By Dr. Joe Yelton
Interim Pastor
When I was pastor in another place, a professor in that congregation came to me just before Mother’s Day and explained that she would not be in church the coming Sunday. Her story was a hard one to hear and, I’m certain, a far harder one to experience.
Her mother had been a brutish, angry, belittling, and abusive mom. Her brilliant daughter experienced this throughout her growing up. The split second she was old enough to leave home, she did. There was never an effort to reconnect, either by the mother or her daughter. Her mother, now deceased, was for her a nightmarish memory. At some point, she discovered that it was best to skip church on Mother’s Day rather than hear the accolades being heaped upon mothers and the institution of motherhood. Such remarks were as sandpaper to her heart and salt in her wounds.

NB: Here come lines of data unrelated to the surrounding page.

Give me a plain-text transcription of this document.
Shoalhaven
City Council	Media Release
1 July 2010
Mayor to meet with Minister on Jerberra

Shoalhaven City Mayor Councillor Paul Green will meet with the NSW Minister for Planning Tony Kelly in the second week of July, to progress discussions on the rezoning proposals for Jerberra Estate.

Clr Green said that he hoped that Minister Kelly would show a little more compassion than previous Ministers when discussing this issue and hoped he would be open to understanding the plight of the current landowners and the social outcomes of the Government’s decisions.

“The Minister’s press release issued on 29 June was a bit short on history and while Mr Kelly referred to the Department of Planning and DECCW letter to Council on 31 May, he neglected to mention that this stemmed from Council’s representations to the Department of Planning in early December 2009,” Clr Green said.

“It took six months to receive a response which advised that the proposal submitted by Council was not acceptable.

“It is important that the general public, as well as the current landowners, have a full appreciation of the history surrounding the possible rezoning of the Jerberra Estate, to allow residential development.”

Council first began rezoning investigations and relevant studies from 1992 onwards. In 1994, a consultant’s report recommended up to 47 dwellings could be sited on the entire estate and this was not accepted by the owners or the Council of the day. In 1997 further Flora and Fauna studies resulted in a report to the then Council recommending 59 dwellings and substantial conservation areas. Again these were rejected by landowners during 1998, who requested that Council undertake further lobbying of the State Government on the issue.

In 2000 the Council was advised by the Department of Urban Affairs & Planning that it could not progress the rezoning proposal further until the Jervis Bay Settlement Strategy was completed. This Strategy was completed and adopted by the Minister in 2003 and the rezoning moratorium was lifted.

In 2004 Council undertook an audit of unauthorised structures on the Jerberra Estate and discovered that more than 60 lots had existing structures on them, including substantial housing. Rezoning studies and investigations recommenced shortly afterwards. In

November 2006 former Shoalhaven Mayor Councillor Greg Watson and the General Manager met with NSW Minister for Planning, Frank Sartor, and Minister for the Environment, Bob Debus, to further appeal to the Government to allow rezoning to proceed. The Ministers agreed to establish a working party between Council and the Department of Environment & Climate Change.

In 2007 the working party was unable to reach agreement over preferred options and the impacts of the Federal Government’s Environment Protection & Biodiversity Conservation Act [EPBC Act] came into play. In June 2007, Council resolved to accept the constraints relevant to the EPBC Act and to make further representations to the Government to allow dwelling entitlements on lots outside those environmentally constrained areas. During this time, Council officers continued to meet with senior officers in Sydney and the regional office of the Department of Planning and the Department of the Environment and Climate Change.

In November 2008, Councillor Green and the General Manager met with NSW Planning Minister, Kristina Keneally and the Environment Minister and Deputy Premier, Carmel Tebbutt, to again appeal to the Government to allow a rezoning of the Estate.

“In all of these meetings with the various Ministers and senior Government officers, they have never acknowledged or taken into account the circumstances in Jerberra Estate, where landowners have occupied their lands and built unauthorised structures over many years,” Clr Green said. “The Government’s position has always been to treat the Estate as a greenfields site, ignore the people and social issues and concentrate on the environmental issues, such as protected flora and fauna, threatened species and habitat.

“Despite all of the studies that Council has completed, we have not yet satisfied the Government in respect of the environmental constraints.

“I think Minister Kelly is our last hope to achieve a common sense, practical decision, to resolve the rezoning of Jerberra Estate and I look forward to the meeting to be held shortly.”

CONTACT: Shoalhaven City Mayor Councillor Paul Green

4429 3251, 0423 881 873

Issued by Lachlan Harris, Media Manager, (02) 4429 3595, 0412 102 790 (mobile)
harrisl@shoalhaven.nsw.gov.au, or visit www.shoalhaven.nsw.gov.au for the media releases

To this day I remember the depth of feeling she had for her painful childhood. Yes, I thanked God that my mama was none of those. However, that was not enough. I promised this woman that if she could give Mother’s Day at church just one more try, I’d do my best to make it meaningful and filled with hope.

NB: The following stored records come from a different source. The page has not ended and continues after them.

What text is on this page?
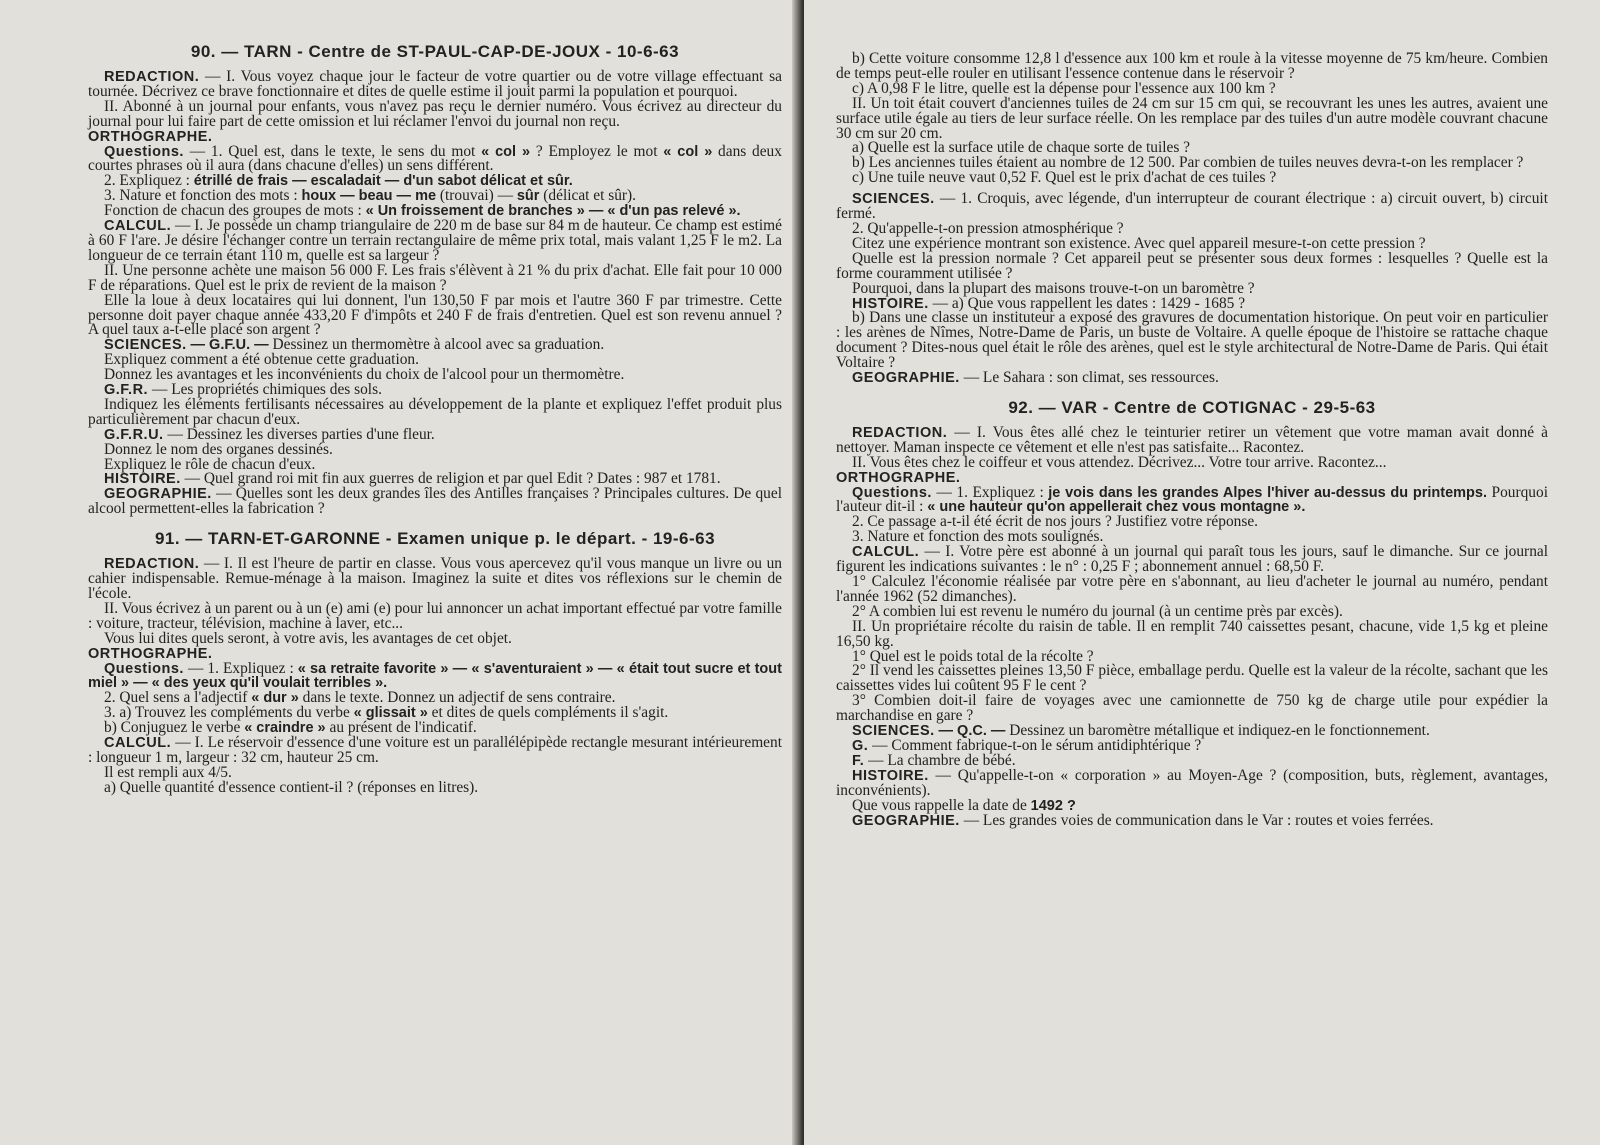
90. — TARN - Centre de ST-PAUL-CAP-DE-JOUX - 10-6-63

REDACTION. — I. Vous voyez chaque jour le facteur de votre quartier ou de votre village effectuant sa tournée. Décrivez ce brave fonctionnaire et dites de quelle estime il jouit parmi la population et pourquoi.

II. Abonné à un journal pour enfants, vous n'avez pas reçu le dernier numéro. Vous écrivez au directeur du journal pour lui faire part de cette omission et lui réclamer l'envoi du journal non reçu.

ORTHOGRAPHE.

Questions. — 1. Quel est, dans le texte, le sens du mot « col » ? Employez le mot « col » dans deux courtes phrases où il aura (dans chacune d'elles) un sens différent.

2. Expliquez : étrillé de frais — escaladait — d'un sabot délicat et sûr.

3. Nature et fonction des mots : houx — beau — me (trouvai) — sûr (délicat et sûr).

Fonction de chacun des groupes de mots : « Un froissement de branches » — « d'un pas relevé ».

CALCUL. — I. Je possède un champ triangulaire de 220 m de base sur 84 m de hauteur. Ce champ est estimé à 60 F l'are. Je désire l'échanger contre un terrain rectangulaire de même prix total, mais valant 1,25 F le m2. La longueur de ce terrain étant 110 m, quelle est sa largeur ?

II. Une personne achète une maison 56 000 F. Les frais s'élèvent à 21 % du prix d'achat. Elle fait pour 10 000 F de réparations. Quel est le prix de revient de la maison ?

Elle la loue à deux locataires qui lui donnent, l'un 130,50 F par mois et l'autre 360 F par trimestre. Cette personne doit payer chaque année 433,20 F d'impôts et 240 F de frais d'entretien. Quel est son revenu annuel ? A quel taux a-t-elle placé son argent ?

SCIENCES. — G.F.U. — Dessinez un thermomètre à alcool avec sa graduation.

Expliquez comment a été obtenue cette graduation.

Donnez les avantages et les inconvénients du choix de l'alcool pour un thermomètre.

G.F.R. — Les propriétés chimiques des sols.

Indiquez les éléments fertilisants nécessaires au développement de la plante et expliquez l'effet produit plus particulièrement par chacun d'eux.

G.F.R.U. — Dessinez les diverses parties d'une fleur.

Donnez le nom des organes dessinés.

Expliquez le rôle de chacun d'eux.

HISTOIRE. — Quel grand roi mit fin aux guerres de religion et par quel Edit ? Dates : 987 et 1781.

GEOGRAPHIE. — Quelles sont les deux grandes îles des Antilles françaises ? Principales cultures. De quel alcool permettent-elles la fabrication ?

91. — TARN-ET-GARONNE - Examen unique p. le départ. - 19-6-63

REDACTION. — I. Il est l'heure de partir en classe. Vous vous apercevez qu'il vous manque un livre ou un cahier indispensable. Remue-ménage à la maison. Imaginez la suite et dites vos réflexions sur le chemin de l'école.

II. Vous écrivez à un parent ou à un (e) ami (e) pour lui annoncer un achat important effectué par votre famille : voiture, tracteur, télévision, machine à laver, etc...

Vous lui dites quels seront, à votre avis, les avantages de cet objet.

ORTHOGRAPHE.

Questions. — 1. Expliquez : « sa retraite favorite » — « s'aventuraient » — « était tout sucre et tout miel » — « des yeux qu'il voulait terribles ».

2. Quel sens a l'adjectif « dur » dans le texte. Donnez un adjectif de sens contraire.

3. a) Trouvez les compléments du verbe « glissait » et dites de quels compléments il s'agit.

b) Conjuguez le verbe « craindre » au présent de l'indicatif.

CALCUL. — I. Le réservoir d'essence d'une voiture est un parallélépipède rectangle mesurant intérieurement : longueur 1 m, largeur : 32 cm, hauteur 25 cm.

Il est rempli aux 4/5.

a) Quelle quantité d'essence contient-il ? (réponses en litres).

b) Cette voiture consomme 12,8 l d'essence aux 100 km et roule à la vitesse moyenne de 75 km/heure. Combien de temps peut-elle rouler en utilisant l'essence contenue dans le réservoir ?

c) A 0,98 F le litre, quelle est la dépense pour l'essence aux 100 km ?

II. Un toit était couvert d'anciennes tuiles de 24 cm sur 15 cm qui, se recouvrant les unes les autres, avaient une surface utile égale au tiers de leur surface réelle. On les remplace par des tuiles d'un autre modèle couvrant chacune 30 cm sur 20 cm.

a) Quelle est la surface utile de chaque sorte de tuiles ?

b) Les anciennes tuiles étaient au nombre de 12 500. Par combien de tuiles neuves devra-t-on les remplacer ?

c) Une tuile neuve vaut 0,52 F. Quel est le prix d'achat de ces tuiles ?

SCIENCES. — 1. Croquis, avec légende, d'un interrupteur de courant électrique : a) circuit ouvert, b) circuit fermé.

2. Qu'appelle-t-on pression atmosphérique ?

Citez une expérience montrant son existence. Avec quel appareil mesure-t-on cette pression ?

Quelle est la pression normale ? Cet appareil peut se présenter sous deux formes : lesquelles ? Quelle est la forme couramment utilisée ?

Pourquoi, dans la plupart des maisons trouve-t-on un baromètre ?

HISTOIRE. — a) Que vous rappellent les dates : 1429 - 1685 ?

b) Dans une classe un instituteur a exposé des gravures de documentation historique. On peut voir en particulier : les arènes de Nîmes, Notre-Dame de Paris, un buste de Voltaire. A quelle époque de l'histoire se rattache chaque document ? Dites-nous quel était le rôle des arènes, quel est le style architectural de Notre-Dame de Paris. Qui était Voltaire ?

GEOGRAPHIE. — Le Sahara : son climat, ses ressources.

92. — VAR - Centre de COTIGNAC - 29-5-63

REDACTION. — I. Vous êtes allé chez le teinturier retirer un vêtement que votre maman avait donné à nettoyer. Maman inspecte ce vêtement et elle n'est pas satisfaite... Racontez.

II. Vous êtes chez le coiffeur et vous attendez. Décrivez... Votre tour arrive. Racontez...

ORTHOGRAPHE.

Questions. — 1. Expliquez : je vois dans les grandes Alpes l'hiver au-dessus du printemps. Pourquoi l'auteur dit-il : « une hauteur qu'on appellerait chez vous montagne ».

2. Ce passage a-t-il été écrit de nos jours ? Justifiez votre réponse.

3. Nature et fonction des mots soulignés.

CALCUL. — I. Votre père est abonné à un journal qui paraît tous les jours, sauf le dimanche. Sur ce journal figurent les indications suivantes : le n° : 0,25 F ; abonnement annuel : 68,50 F.

1° Calculez l'économie réalisée par votre père en s'abonnant, au lieu d'acheter le journal au numéro, pendant l'année 1962 (52 dimanches).

2° A combien lui est revenu le numéro du journal (à un centime près par excès).

II. Un propriétaire récolte du raisin de table. Il en remplit 740 caissettes pesant, chacune, vide 1,5 kg et pleine 16,50 kg.

1° Quel est le poids total de la récolte ?

2° Il vend les caissettes pleines 13,50 F pièce, emballage perdu. Quelle est la valeur de la récolte, sachant que les caissettes vides lui coûtent 95 F le cent ?

3° Combien doit-il faire de voyages avec une camionnette de 750 kg de charge utile pour expédier la marchandise en gare ?

SCIENCES. — Q.C. — Dessinez un baromètre métallique et indiquez-en le fonctionnement.

G. — Comment fabrique-t-on le sérum antidiphtérique ?

F. — La chambre de bébé.

HISTOIRE. — Qu'appelle-t-on « corporation » au Moyen-Age ? (composition, buts, règlement, avantages, inconvénients).

Que vous rappelle la date de 1492 ?

GEOGRAPHIE. — Les grandes voies de communication dans le Var : routes et voies ferrées.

Mother’s Day morning, she was there. I realized what a risk this was for her. As promised, the service was uplifting without being insensitive to the reality that not all have sweet memories of their mothers. The next morning, she dropped by my office and asked for an hour of my time. Within twenty minutes we were standing at the graveside of her mother. This was the first time she’d visited her mom’s grave. Initially, she spewed her venom at the grave-marker. Tears flowed from both of us. But then, something happened. Quietness overtook us. She said, “God is here.”

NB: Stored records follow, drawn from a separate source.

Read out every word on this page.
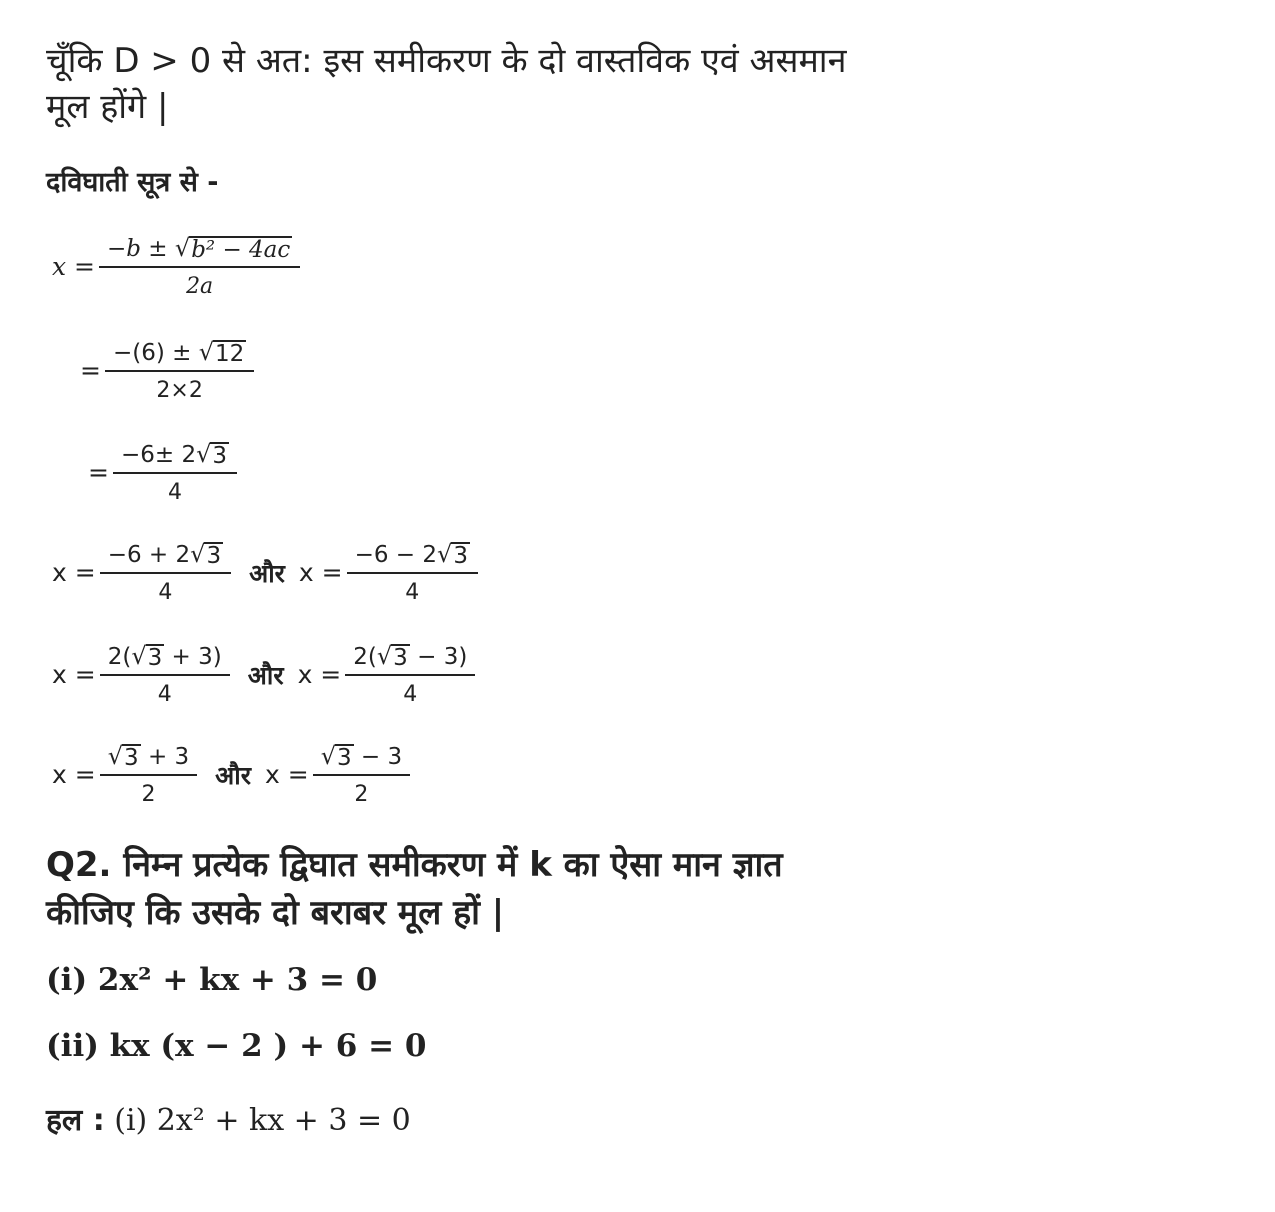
चूँकि D > 0 से अत: इस समीकरण के दो वास्तविक एवं असमान
मूल होंगे |
दविघाती सूत्र से -
$x = \frac{\text{−b ± √ b² − 4ac}}{2a}$
= $\frac{-(6) \pm √ 12}{2\times 2}$
= $\frac{-6\pm 2 √ 3}{4}$
$x = \frac{-6 + 2 √ 3}{4}$ और $x = \frac{-6 - 2 √ 3}{4}$
$x = \frac{2( √ 3 + 3)}{4}$ और $x = \frac{2( √ 3 - 3)}{4}$
$x = \frac{√ 3 + 3}{2}$ और $x = \frac{√ 3 - 3}{2}$
Q2. निम्न प्रत्येक द्विघात समीकरण में k का ऐसा मान ज्ञात
कीजिए कि उसके दो बराबर मूल हों |
(i) 2x² + kx + 3 = 0
(ii) kx (x − 2 ) + 6 = 0
हल : (i) 2x² + kx + 3 = 0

For the first time she felt pity for her mother. For the first time she crawled out of the grave of hate and pain she’d grown accustomed to, and looked for God, and found God. Yes, she was already a believer, but for the first time in her life, she felt a cleansing that had been desperately needed all her life. Leaving the graveside, she kissed the tips of her fingers and laid them on the top of the gravestone and said something to the effect, “I’m going to try to learn to love you, mama.”
And she did. It’s never too late to learn to love those who’ve been unlovely to us. She didn’t miss a Mother’s Day service after that. Better than that, years later when a terminal illness was soon to claim her, she purchased a burial plot directly next to her mother’s. It’s never too late to learn to love that deeply, thanks be to God.